Tensors

While it is possible to treat every data point separately, this has some overhead associated with it. Often variables and data have some regularity to them, such that control flow is the same for many data points. In this case, it is possible to operate on tensor variables and data.

Tensors are multi-dimensional arrays of data. To deal with these multiple dimensions, scala-infer attaches a type to each dimension. For instance, when dealing with a batch of data points:

case class Batch(size: Int) extends Dim[Batch]

val shape = Batch(2)
val data = Array(0.0f, 1.0f)
val tensor = Value(ArrayTensor(shape.sizes, data), shape)

A tensor can be backed by different data structures. Above the java native Array[Float] is used, but it is also possible to use Nd4j’s INDArray’s for example.

Higher-order tensors are obtained by concatenating dimensions into a shape.

case class Width(size: Int) extends Dim[Width]
val width = Width(3)

case class Height(size: Int) extends Dim[Height]
val height = Height(3)

type GridShape = Width :#: Height
val gridShape = width :#: height

Tensordot

While for tensors element-wise operations are useful and needed in many models, an important operation that does not exist for scalar variables is tensordot, AKA tensor contraction. A contraction of two tensors multiplies their elements, summing over their common dimensions.

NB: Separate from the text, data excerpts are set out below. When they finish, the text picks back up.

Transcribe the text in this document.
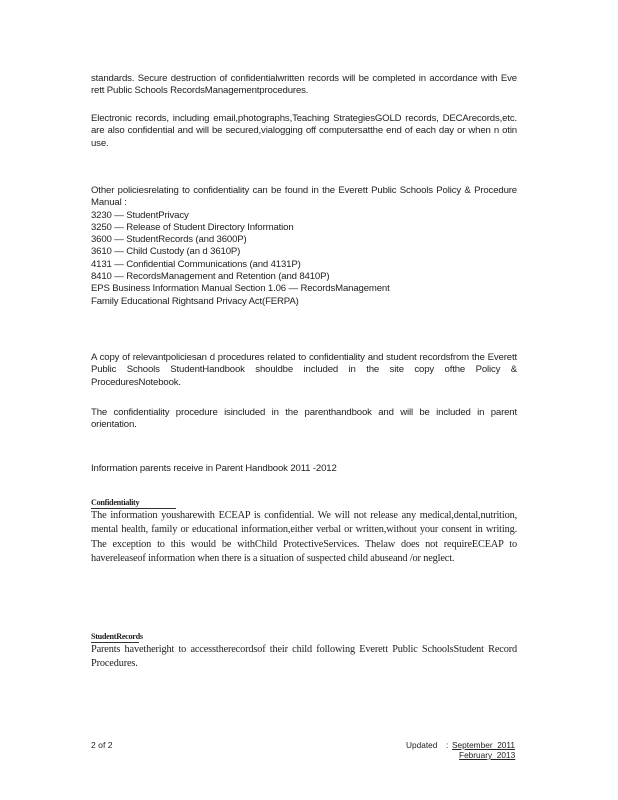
standards. Secure destruction of confidentialwritten records will be completed in accordance with Eve rett Public Schools RecordsManagementprocedures.

Electronic records, including email,photographs,Teaching StrategiesGOLD records, DECArecords,etc. are also confidential and will be secured,vialogging off computersatthe end of each day or when n otin use.

Other policiesrelating to confidentiality can be found in the Everett Public Schools Policy & Procedure Manual :

3230 — StudentPrivacy
3250 — Release of Student Directory Information
3600 — StudentRecords (and 3600P)
3610 — Child Custody (an d 3610P)
4131 — Confidential Communications (and 4131P)
8410 — RecordsManagement and Retention (and 8410P)
EPS Business Information Manual Section 1.06 — RecordsManagement
Family Educational Rightsand Privacy Act(FERPA)

A copy of relevantpoliciesan d procedures related to confidentiality and student recordsfrom the Everett Public Schools StudentHandbook shouldbe included in the site copy ofthe Policy & ProceduresNotebook.

The confidentiality procedure isincluded in the parenthandbook and will be included in parent orientation.

Information parents receive in Parent Handbook 2011 -2012

Confidentiality

The information yousharewith ECEAP is confidential. We will not release any medical,dental,nutrition, mental health, family or educational information,either verbal or written,without your consent in writing. The exception to this would be withChild ProtectiveServices. Thelaw does not requireECEAP to havereleaseof information when there is a situation of suspected child abuseand /or neglect.

StudentRecords

Parents havetheright to accesstherecordsof their child following Everett Public SchoolsStudent Record Procedures.

2 of 2	Updated	: September  2011
February  2013
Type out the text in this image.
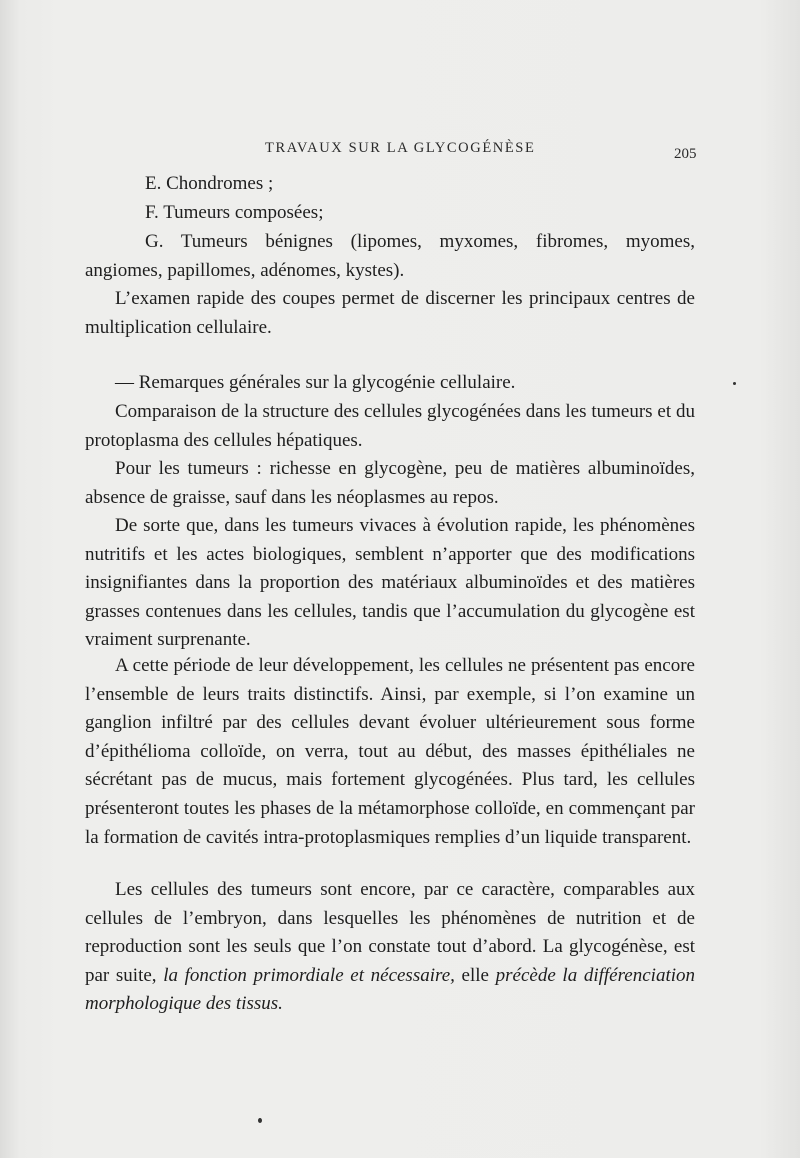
TRAVAUX SUR LA GLYCOGÉNÈSE	205

E. Chondromes ;

F. Tumeurs composées;

G. Tumeurs bénignes (lipomes, myxomes, fibromes, myomes, angiomes, papillomes, adénomes, kystes).

L’examen rapide des coupes permet de discerner les principaux centres de multiplication cellulaire.

— Remarques générales sur la glycogénie cellulaire.

Comparaison de la structure des cellules glycogénées dans les tumeurs et du protoplasma des cellules hépatiques.

Pour les tumeurs : richesse en glycogène, peu de matières albuminoïdes, absence de graisse, sauf dans les néoplasmes au repos.

De sorte que, dans les tumeurs vivaces à évolution rapide, les phénomènes nutritifs et les actes biologiques, semblent n’apporter que des modifications insignifiantes dans la proportion des matériaux albuminoïdes et des matières grasses contenues dans les cellules, tandis que l’accumulation du glycogène est vraiment surprenante.

A cette période de leur développement, les cellules ne présentent pas encore l’ensemble de leurs traits distinctifs. Ainsi, par exemple, si l’on examine un ganglion infiltré par des cellules devant évoluer ultérieurement sous forme d’épithélioma colloïde, on verra, tout au début, des masses épithéliales ne sécrétant pas de mucus, mais fortement glycogénées. Plus tard, les cellules présenteront toutes les phases de la métamorphose colloïde, en commençant par la formation de cavités intra-protoplasmiques remplies d’un liquide transparent.

Les cellules des tumeurs sont encore, par ce caractère, comparables aux cellules de l’embryon, dans lesquelles les phénomènes de nutrition et de reproduction sont les seuls que l’on constate tout d’abord. La glycogénèse, est par suite, la fonction primordiale et nécessaire, elle précède la différenciation morphologique des tissus.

This generalizes well-known multi-dimensional operations like

  • vector inner product
  • matrix-vector product
  • matrix-matrix product
case class A(size: Int) extends Dim[A]
case class B(size: Int) extends Dim[B]
case class C(size: Int) extends Dim[C]

val a = A(1)
val b = B(2)
val c = C(3)

val xShape = a :#: b
val xData = ArrayTensor(xShape.sizes, Array(1f, 2f))

val yShape = b :#: c
val yData = ArrayTensor(yShape.sizes, Array(1f, 2f, 3f, 4f, 5f, 6f))

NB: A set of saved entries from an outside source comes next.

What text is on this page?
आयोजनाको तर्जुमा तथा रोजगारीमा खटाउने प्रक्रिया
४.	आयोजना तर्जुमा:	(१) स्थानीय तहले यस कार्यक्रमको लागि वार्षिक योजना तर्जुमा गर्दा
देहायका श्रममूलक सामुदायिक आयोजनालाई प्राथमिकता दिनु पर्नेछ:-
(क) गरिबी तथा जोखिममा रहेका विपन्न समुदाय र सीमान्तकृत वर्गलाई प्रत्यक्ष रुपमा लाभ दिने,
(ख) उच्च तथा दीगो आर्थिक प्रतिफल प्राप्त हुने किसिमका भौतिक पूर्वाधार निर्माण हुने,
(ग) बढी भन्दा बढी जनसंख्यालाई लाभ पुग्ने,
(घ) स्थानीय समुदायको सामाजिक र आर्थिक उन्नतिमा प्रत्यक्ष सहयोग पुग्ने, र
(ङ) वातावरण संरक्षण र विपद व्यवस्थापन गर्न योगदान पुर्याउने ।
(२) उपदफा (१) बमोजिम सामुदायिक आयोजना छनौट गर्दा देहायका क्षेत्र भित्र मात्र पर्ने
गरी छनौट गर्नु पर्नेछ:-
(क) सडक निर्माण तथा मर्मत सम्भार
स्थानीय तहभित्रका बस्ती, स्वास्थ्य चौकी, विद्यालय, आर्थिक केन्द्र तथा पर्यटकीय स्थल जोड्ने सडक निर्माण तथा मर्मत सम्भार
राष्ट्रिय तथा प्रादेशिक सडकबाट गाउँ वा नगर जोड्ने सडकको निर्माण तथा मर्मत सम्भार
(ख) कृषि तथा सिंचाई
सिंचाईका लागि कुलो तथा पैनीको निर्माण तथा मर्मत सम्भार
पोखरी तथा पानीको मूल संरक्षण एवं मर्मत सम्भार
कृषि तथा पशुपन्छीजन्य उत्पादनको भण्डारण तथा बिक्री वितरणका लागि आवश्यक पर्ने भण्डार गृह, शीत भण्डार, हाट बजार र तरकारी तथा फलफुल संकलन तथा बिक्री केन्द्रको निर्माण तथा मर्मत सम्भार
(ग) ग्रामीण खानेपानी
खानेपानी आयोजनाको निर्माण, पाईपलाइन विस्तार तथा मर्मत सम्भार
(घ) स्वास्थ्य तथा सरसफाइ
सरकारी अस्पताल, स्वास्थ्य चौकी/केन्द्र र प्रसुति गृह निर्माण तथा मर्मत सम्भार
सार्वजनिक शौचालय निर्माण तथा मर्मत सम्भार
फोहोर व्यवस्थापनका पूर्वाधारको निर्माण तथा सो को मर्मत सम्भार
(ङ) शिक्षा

val x = Value(xData, xShape)
val y = Value(yData, yShape)

// inner product of vector with itself -> returns scalar
val xx: Value[ArrayTensor, Scalar] = x :*: x

// matrix matrix product - sum over common dimension
val z: Value[ArrayTensor, C :#: A] = x :*: y

where the types of xx and z have been added for clarity (scalas inference mechanism is perfectly able to infer this by itself, thank you very much).